Mobile Technology to Identify Behavioral Mechanisms Linking Genetic Variation and Depression

Project Summary/Abstract Large scale genome-wide association studies have identified genetic variation definitively associated with major depression. To translate this advancement into improved diagnosis, monitoring, and treatment, a critical next step is to elucidate the behavioral mechanisms linking the implicated genetic variation with depression.
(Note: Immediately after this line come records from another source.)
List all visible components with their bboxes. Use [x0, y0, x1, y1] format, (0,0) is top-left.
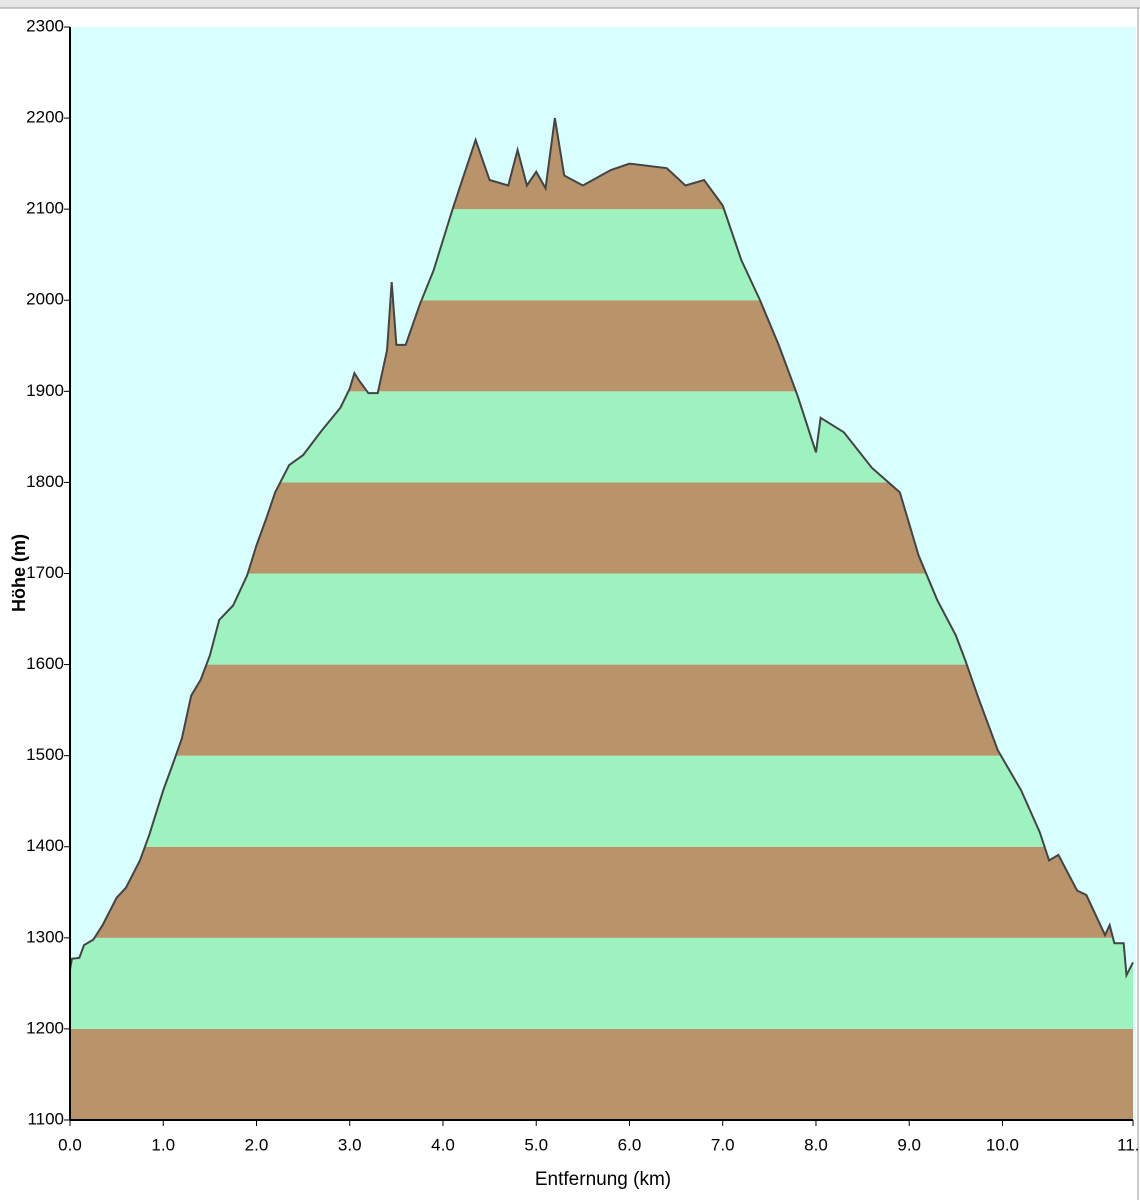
elevation-band	[70, 1028, 1133, 1120]
y-tick-label: 1800	[26, 472, 64, 491]
x-tick-label: 6.0	[618, 1135, 642, 1154]
y-tick-label: 1200	[26, 1018, 64, 1037]
top-bar	[0, 0, 1140, 8]
y-tick-label: 1500	[26, 745, 64, 764]
elevation-band	[70, 846, 1133, 938]
y-tick-label: 1700	[26, 563, 64, 582]
y-tick-label: 2300	[26, 16, 64, 35]
x-tick-label: 1.0	[151, 1135, 175, 1154]
y-tick-label: 2100	[26, 199, 64, 218]
y-tick-label: 1600	[26, 654, 64, 673]
x-tick-label: 5.0	[524, 1135, 548, 1154]
x-tick-label: 3.0	[338, 1135, 362, 1154]
y-tick-label: 1400	[26, 836, 64, 855]
x-tick-label: 10.0	[986, 1135, 1019, 1154]
profile-line	[69, 117, 1134, 979]
elevation-band	[70, 664, 1133, 756]
y-tick-label: 1100	[27, 1109, 64, 1128]
y-tick-label: 1900	[26, 381, 64, 400]
x-tick-label: 9.0	[897, 1135, 921, 1154]
x-axis-label: Entfernung (km)	[535, 1169, 671, 1190]
y-tick-label: 2200	[26, 108, 64, 127]
x-tick-label: 11.4	[1117, 1135, 1140, 1154]
elevation-band	[70, 755, 1133, 847]
x-tick-label: 7.0	[711, 1135, 735, 1154]
y-axis-label: Höhe (m)	[9, 534, 29, 612]
x-tick-label: 8.0	[804, 1135, 828, 1154]
x-tick-label: 4.0	[431, 1135, 455, 1154]
y-tick-label: 2000	[26, 290, 64, 309]
x-tick-label: 2.0	[245, 1135, 269, 1154]
x-tick-label: 0.0	[58, 1135, 82, 1154]
y-tick-label: 1300	[26, 927, 64, 946]
elevation-band	[70, 937, 1133, 1029]
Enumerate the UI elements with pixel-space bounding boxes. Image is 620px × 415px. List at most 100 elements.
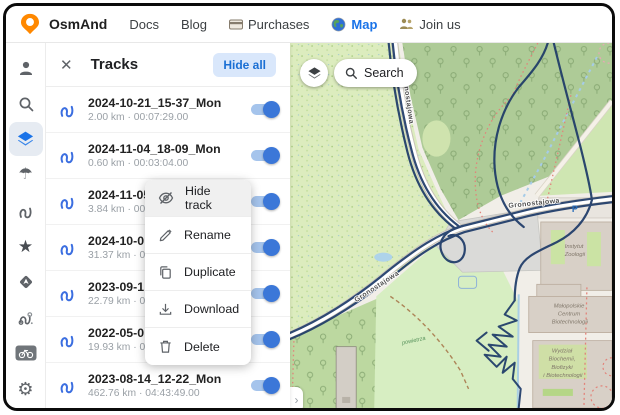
track-stats: 3.84 km · 00	[88, 204, 146, 215]
building-small-sw	[335, 346, 357, 408]
osmand-pin-icon	[20, 13, 40, 35]
search-label: Search	[364, 66, 404, 80]
track-route-icon	[60, 151, 74, 164]
tracks-panel-header: ✕ Tracks Hide all	[46, 43, 290, 87]
track-name: 2024-11-04_18-09_Mon	[88, 142, 221, 156]
brand-name: OsmAnd	[49, 16, 108, 32]
map-clearing	[422, 120, 451, 157]
track-route-icon	[60, 105, 74, 118]
sidebar-item-tracks[interactable]	[9, 194, 43, 228]
sidebar-item-weather[interactable]: ☂	[9, 158, 43, 192]
track-name: 2024-11-05	[88, 188, 151, 202]
track-row[interactable]: 2024-11-04_18-09_Mon 0.60 km · 00:03:04.…	[46, 133, 290, 179]
track-visibility-toggle[interactable]	[251, 238, 280, 256]
trail-red-dotted	[474, 43, 539, 233]
track-row[interactable]: 2023-08-14_12-22_Mon 462.76 km · 04:43:4…	[46, 363, 290, 408]
sidebar-item-navigation[interactable]	[9, 265, 43, 299]
osmand-logo[interactable]: OsmAnd	[19, 13, 107, 35]
trail-blue-dashed	[519, 56, 598, 203]
building-mcb	[528, 295, 612, 333]
nav-blog[interactable]: Blog	[180, 16, 207, 32]
track-route-icon	[60, 289, 74, 302]
map-pond	[374, 252, 393, 262]
route-icon	[19, 207, 31, 218]
panel-collapse-handle[interactable]: ›	[290, 387, 303, 408]
building-courtyard	[586, 232, 601, 267]
map-canvas[interactable]: Gronostajowa Gronostajowa Gronostajowa P…	[290, 43, 612, 408]
sidebar-item-layers[interactable]	[8, 122, 43, 157]
chevron-right-icon: ›	[294, 393, 299, 407]
track-visibility-toggle[interactable]	[251, 376, 280, 394]
browser-window: OsmAnd Docs Blog Purchases Map Join us	[3, 3, 615, 411]
menu-item-delete[interactable]: Delete	[145, 328, 251, 365]
track-stats: 2.00 km · 00:07:29.00	[88, 112, 189, 123]
sidebar-item-settings[interactable]: ⚙	[9, 372, 43, 406]
sidebar-item-travel[interactable]	[9, 337, 43, 371]
plan-route-icon	[18, 311, 33, 325]
top-navbar: OsmAnd Docs Blog Purchases Map Join us	[6, 6, 612, 43]
nav-docs[interactable]: Docs	[129, 16, 159, 32]
map-layers-button[interactable]	[300, 59, 328, 87]
layers-icon	[17, 131, 34, 146]
menu-item-download[interactable]: Download	[145, 291, 251, 328]
nav-join-us[interactable]: Join us	[399, 17, 461, 32]
globe-icon	[332, 17, 346, 31]
track-visibility-toggle[interactable]	[251, 192, 280, 210]
menu-item-hide-track[interactable]: Hide track	[145, 180, 251, 217]
label-instytut-zoologii: Instytut Zoologii	[564, 244, 586, 258]
sidebar-item-favorites[interactable]: ★	[9, 230, 43, 264]
track-route-icon	[60, 335, 74, 348]
road-gronostajowa	[290, 195, 612, 338]
track-stats: 462.76 km · 04:43:49.00	[88, 388, 200, 399]
nav-purchases[interactable]: Purchases	[229, 17, 309, 32]
sidebar-item-plan-route[interactable]	[9, 301, 43, 335]
menu-item-rename[interactable]: Rename	[145, 217, 251, 254]
sidebar-item-account[interactable]	[9, 51, 43, 85]
left-sidebar: ☂ ★	[6, 43, 46, 408]
track-visibility-toggle[interactable]	[251, 330, 280, 348]
map-controls: Search	[300, 59, 417, 87]
track-route-icon	[60, 197, 74, 210]
close-icon[interactable]: ✕	[60, 56, 73, 74]
track-stats: 31.37 km · 0	[88, 250, 146, 261]
map-meadow-area	[374, 240, 519, 408]
track-stats: 0.60 km · 00:03:04.00	[88, 158, 189, 169]
track-stats: 22.79 km · 0	[88, 296, 146, 307]
track-name: 2023-08-14_12-22_Mon	[88, 372, 222, 386]
star-icon: ★	[17, 236, 34, 256]
parking-icon: P	[572, 204, 578, 214]
download-icon	[159, 303, 172, 315]
track-context-menu: Hide track Rename Duplicate	[145, 180, 251, 365]
map-stream	[516, 294, 520, 408]
track-route-icon	[60, 381, 74, 394]
map-small-parking	[458, 275, 478, 289]
track-visibility-toggle[interactable]	[251, 146, 280, 164]
track-name: 2023-09-1	[88, 280, 145, 294]
track-row[interactable]: 2024-10-21_15-37_Mon 2.00 km · 00:07:29.…	[46, 87, 290, 133]
tracks-panel: ✕ Tracks Hide all 2024-10-21_15-37_Mon 2…	[46, 43, 290, 408]
search-icon	[345, 67, 357, 79]
track-name: 2022-05-0	[88, 326, 145, 340]
join-us-icon	[400, 18, 414, 29]
track-name: 2024-10-0	[88, 234, 145, 248]
duplicate-icon	[160, 265, 171, 279]
label-mcb: Małopolskie Centrum Biotechnologii	[552, 303, 589, 325]
hide-all-button[interactable]: Hide all	[213, 52, 276, 77]
map-view[interactable]: Gronostajowa Gronostajowa Gronostajowa P…	[290, 43, 612, 408]
search-icon	[19, 97, 33, 111]
track-visibility-toggle[interactable]	[251, 284, 280, 302]
nav-map[interactable]: Map	[331, 17, 377, 32]
purchases-icon	[229, 19, 243, 29]
gear-icon: ⚙	[17, 379, 34, 400]
menu-item-duplicate[interactable]: Duplicate	[145, 254, 251, 291]
map-layers-icon	[307, 66, 321, 79]
track-route-icon	[60, 243, 74, 256]
sidebar-item-search[interactable]	[9, 87, 43, 121]
account-icon	[19, 61, 32, 75]
building-courtyard	[550, 230, 565, 265]
map-search-box[interactable]: Search	[334, 59, 417, 87]
track-visibility-toggle[interactable]	[251, 100, 280, 118]
eye-off-icon	[158, 192, 174, 204]
trail-brown-dashed	[389, 295, 470, 390]
panel-title: Tracks	[90, 56, 139, 73]
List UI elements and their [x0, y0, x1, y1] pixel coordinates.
Unfortunately, the large-scale studies that have identified associated variants have typically employed single time point and limited phenotypic assessments that are not suited to study mechanisms linking genes and depression, a chronic multi-modal disease. Our long-term goal is to elucidate the pathophysiological

architecture underlying depression to facilitate the development of improved treatments. Our objective in the parent R01 application is to understand how genetic variants associated with the development of depression exert their effect. Medical internship, the first year of professional physician training, presents a unique

situation in which we can prospectively predict the onset of a uniform, chronic stressor and follow the development of depressive symptoms. We have found that rates of depression increase dramatically, from 4% prior to internship to 26% during internship year. Our intern cohort is an ideal population to closely monitor the

development of depression with recent mobile health technology as a tool to follow these individuals in real- time, with objective measures. For the current grant period, we proposed the following three specific aims: 1) Identify data driven features, derived from mobile data elements, that predict short-term risk for mood changes

and depressive episodes. 2) Identify genetic variants associated with depression under stress. 3) Identify relationship between depression-associated genetic variation and objective depression-associated mobile features. The grant period has been highly productive to date, with data collected from the study as primary

data source for papers published in New England Journal of Medicine, BMJ, Annals of Internal Medicine, Nature Human Behavior, American Journal of Psychiatry, Biological Psychiatry, NPJ Digital Medicine among other journals. Unfortunately, the COVID-19 pandemic disrupted this study in multiple ways and has delayed

completion of the Aims. With university shutdowns and loss of childcare, the availability and bandwidth for our clinical recruitment and analysis staff were substantially reduced. Similarly, with the burden COVID-19 placed on our recruitment population of training physicians, our recruitment rate was also compromised. Further, the

genotyping proposed as part of the current R01 through was delayed by 9 months because of COVID-19 related delays at the Michigan Sequencing Core. This supplement seeks to provide funding for personnel to avoid hardship and allow completion of the study aims.